Wednesday, November 28, 2012

WBC ve HPV

Evet, bazı gelişmeler var... En son yaptirdigim pap smear de ASCUS cikti (9 Kasim'da). Ve doktor 17 Aralık'a kolposkopi icin gün verdi.
 
Ama ben bir kac gun ence cok daha çarpıcı bir sey ogrendim. Son zamanlardaki kilo kaybim dolayisiyla gittigim doktor kan testleri yaptırmıştı ve onun sonuclari geldi. Doktor sonuclar normal dedi ama ben eve gidince önemli bir detay farkettim. Akyuvar sayım (WBC) bir önceki kan testlerime gore dusuktu (düşük ama hala referenslar icerisindeydi). Ancak daha da önemlisi, lenfosit sayim (LYM) en alt sınırdaydı ve hatta sinirin altindaydi. Lenfositler bir insanın bagisiklik sisteminin yegane savaşçılari.
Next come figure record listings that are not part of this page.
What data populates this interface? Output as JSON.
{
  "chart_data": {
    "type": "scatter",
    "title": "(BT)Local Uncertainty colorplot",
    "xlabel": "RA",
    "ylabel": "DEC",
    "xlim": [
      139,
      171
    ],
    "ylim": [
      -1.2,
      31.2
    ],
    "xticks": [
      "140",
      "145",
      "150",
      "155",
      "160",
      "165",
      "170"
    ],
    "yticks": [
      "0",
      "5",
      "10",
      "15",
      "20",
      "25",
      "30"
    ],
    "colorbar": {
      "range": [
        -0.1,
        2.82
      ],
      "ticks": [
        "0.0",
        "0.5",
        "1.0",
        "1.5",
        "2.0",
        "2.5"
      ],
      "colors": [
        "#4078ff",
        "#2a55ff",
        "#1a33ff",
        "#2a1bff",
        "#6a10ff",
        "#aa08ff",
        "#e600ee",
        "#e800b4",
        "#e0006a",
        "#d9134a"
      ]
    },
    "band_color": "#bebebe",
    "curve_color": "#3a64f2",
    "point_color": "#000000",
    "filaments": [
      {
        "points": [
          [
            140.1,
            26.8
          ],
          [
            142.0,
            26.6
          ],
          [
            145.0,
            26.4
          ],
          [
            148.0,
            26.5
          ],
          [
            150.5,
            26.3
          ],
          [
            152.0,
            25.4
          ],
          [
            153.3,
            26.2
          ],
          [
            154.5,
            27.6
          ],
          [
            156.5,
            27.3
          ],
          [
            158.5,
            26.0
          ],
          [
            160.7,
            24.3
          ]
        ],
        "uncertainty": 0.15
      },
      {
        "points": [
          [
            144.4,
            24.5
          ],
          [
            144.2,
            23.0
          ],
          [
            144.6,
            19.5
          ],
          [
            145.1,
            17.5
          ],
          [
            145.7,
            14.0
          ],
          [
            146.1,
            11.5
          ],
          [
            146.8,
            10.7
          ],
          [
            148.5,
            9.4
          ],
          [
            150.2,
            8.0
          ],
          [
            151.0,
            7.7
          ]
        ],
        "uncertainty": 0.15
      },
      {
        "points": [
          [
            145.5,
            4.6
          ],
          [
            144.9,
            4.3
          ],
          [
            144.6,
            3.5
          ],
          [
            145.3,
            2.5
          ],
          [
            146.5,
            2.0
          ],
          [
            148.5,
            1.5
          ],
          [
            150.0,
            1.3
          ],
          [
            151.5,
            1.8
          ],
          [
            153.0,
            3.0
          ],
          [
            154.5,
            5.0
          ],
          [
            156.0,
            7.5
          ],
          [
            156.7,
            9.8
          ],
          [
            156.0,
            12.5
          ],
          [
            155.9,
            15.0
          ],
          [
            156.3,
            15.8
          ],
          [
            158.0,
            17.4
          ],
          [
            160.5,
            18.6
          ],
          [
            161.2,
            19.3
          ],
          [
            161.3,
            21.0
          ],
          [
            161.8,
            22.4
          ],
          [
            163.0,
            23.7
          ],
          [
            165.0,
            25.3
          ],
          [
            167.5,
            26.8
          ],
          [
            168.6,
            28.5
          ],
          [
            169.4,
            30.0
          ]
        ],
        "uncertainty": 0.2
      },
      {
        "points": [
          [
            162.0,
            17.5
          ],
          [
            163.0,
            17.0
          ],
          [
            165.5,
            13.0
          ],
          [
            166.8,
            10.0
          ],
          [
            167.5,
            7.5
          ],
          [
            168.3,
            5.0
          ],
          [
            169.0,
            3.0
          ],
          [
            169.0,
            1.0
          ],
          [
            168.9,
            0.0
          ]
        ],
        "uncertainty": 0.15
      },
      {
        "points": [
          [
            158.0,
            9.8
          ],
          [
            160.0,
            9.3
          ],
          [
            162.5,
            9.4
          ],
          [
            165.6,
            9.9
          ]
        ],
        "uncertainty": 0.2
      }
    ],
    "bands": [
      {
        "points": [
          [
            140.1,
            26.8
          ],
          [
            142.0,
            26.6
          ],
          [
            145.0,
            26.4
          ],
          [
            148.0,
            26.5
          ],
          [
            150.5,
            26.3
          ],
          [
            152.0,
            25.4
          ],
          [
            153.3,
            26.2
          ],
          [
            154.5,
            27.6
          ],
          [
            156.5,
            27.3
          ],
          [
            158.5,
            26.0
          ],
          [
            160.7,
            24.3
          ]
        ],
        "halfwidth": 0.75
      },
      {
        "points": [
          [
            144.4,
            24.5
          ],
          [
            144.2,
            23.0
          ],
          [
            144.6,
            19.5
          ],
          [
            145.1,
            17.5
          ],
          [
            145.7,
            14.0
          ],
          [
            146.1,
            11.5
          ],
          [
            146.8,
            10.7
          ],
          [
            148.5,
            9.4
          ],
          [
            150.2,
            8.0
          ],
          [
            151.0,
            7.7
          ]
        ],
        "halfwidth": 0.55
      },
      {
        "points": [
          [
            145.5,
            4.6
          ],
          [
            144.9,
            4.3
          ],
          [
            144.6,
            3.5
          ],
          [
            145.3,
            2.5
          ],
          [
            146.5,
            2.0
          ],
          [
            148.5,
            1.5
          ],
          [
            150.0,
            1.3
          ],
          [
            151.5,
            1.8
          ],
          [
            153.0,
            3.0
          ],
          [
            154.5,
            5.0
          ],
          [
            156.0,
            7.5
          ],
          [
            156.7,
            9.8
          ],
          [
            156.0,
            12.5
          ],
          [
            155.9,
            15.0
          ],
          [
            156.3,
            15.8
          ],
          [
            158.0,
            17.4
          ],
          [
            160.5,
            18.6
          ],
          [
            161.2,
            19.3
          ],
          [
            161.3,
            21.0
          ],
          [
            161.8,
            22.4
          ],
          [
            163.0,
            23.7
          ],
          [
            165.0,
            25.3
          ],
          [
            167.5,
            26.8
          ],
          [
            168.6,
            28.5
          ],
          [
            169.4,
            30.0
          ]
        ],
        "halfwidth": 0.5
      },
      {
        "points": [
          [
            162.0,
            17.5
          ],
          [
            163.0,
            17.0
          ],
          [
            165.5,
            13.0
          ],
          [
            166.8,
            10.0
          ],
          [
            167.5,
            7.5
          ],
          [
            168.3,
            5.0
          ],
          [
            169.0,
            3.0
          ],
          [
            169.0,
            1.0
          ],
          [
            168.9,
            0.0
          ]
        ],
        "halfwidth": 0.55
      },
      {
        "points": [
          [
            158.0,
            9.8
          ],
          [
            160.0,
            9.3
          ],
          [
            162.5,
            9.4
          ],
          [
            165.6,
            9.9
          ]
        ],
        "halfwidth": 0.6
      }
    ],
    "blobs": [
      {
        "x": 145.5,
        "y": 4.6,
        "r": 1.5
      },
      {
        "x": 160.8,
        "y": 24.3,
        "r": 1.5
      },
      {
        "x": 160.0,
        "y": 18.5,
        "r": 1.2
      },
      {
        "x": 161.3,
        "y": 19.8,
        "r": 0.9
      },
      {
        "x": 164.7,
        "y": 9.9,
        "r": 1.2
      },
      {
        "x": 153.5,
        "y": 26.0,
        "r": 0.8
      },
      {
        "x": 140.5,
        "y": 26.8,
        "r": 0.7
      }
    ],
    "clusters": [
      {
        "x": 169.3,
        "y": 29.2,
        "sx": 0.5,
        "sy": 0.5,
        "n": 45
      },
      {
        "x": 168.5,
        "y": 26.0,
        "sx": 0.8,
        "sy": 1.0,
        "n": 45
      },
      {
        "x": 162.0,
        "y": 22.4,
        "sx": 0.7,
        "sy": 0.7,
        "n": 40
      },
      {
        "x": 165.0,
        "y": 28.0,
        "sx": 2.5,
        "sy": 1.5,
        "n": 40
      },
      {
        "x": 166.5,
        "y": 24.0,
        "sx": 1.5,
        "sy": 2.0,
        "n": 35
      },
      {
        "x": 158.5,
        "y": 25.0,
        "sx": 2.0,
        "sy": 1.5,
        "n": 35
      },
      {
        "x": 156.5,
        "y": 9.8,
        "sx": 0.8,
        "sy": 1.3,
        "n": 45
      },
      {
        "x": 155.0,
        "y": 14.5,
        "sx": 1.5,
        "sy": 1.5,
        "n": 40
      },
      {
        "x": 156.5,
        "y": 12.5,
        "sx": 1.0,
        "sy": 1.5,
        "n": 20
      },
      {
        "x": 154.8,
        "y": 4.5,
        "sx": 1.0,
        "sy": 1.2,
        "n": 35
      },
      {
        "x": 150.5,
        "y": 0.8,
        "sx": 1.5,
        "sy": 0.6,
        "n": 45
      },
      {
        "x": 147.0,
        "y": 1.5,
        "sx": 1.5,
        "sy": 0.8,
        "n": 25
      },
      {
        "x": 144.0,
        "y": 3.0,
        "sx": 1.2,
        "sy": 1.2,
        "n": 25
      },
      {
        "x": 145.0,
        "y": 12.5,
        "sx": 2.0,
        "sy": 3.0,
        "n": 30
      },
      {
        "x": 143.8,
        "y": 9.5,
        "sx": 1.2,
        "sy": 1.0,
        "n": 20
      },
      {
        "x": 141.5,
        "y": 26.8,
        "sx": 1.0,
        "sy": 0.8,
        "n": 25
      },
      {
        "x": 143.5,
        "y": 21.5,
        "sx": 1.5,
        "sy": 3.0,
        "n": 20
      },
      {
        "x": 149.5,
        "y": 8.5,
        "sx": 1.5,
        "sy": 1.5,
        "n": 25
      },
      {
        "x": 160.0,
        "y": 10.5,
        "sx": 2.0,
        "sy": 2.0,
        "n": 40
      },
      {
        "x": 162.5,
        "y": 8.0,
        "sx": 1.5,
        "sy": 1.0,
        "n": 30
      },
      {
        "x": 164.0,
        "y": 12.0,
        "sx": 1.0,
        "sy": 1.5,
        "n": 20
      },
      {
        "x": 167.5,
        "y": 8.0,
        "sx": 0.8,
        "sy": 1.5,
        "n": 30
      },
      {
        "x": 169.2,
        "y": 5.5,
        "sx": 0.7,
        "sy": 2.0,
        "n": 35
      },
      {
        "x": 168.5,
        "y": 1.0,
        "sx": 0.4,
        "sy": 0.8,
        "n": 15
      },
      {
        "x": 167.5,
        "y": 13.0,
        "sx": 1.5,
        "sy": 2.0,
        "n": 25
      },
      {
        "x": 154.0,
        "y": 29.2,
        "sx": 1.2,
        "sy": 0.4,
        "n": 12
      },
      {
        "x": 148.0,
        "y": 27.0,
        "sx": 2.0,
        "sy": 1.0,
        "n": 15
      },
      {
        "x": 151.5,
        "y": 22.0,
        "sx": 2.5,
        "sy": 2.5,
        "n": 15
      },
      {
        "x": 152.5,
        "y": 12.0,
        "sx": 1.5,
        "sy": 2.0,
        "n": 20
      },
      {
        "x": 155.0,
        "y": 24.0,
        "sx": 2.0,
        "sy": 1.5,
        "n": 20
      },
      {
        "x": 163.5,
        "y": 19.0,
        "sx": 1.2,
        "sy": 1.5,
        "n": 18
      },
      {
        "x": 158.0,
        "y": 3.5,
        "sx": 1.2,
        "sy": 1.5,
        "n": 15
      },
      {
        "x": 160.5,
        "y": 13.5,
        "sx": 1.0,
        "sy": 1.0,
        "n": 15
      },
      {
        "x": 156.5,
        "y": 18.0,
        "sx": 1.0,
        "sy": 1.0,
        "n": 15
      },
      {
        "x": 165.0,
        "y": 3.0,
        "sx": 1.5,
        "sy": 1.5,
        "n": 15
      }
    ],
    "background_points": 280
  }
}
Ve ben bu sonuclari gorunce cok cok üzüldüm tekrardan. Ben aylardir bağışıklık sistemimime guveniyordum, ne de olsa gececek diyordum, ama aslinda benim bağışıklık sistemim ortalikta gozukmuyor bile, cok dusuk degerler. Çok korktum. Çünkü, bu isin bir hapi ya da ilaci yok. Bagisiklik sistemin ya iyi ya kötü. Ben zaten iyi besleniyorum uzun zamandır. Ama kontrol altina alamadigim tek düşmanım Stres..... Stres beni mahfetti, ben de onu mahfedicem!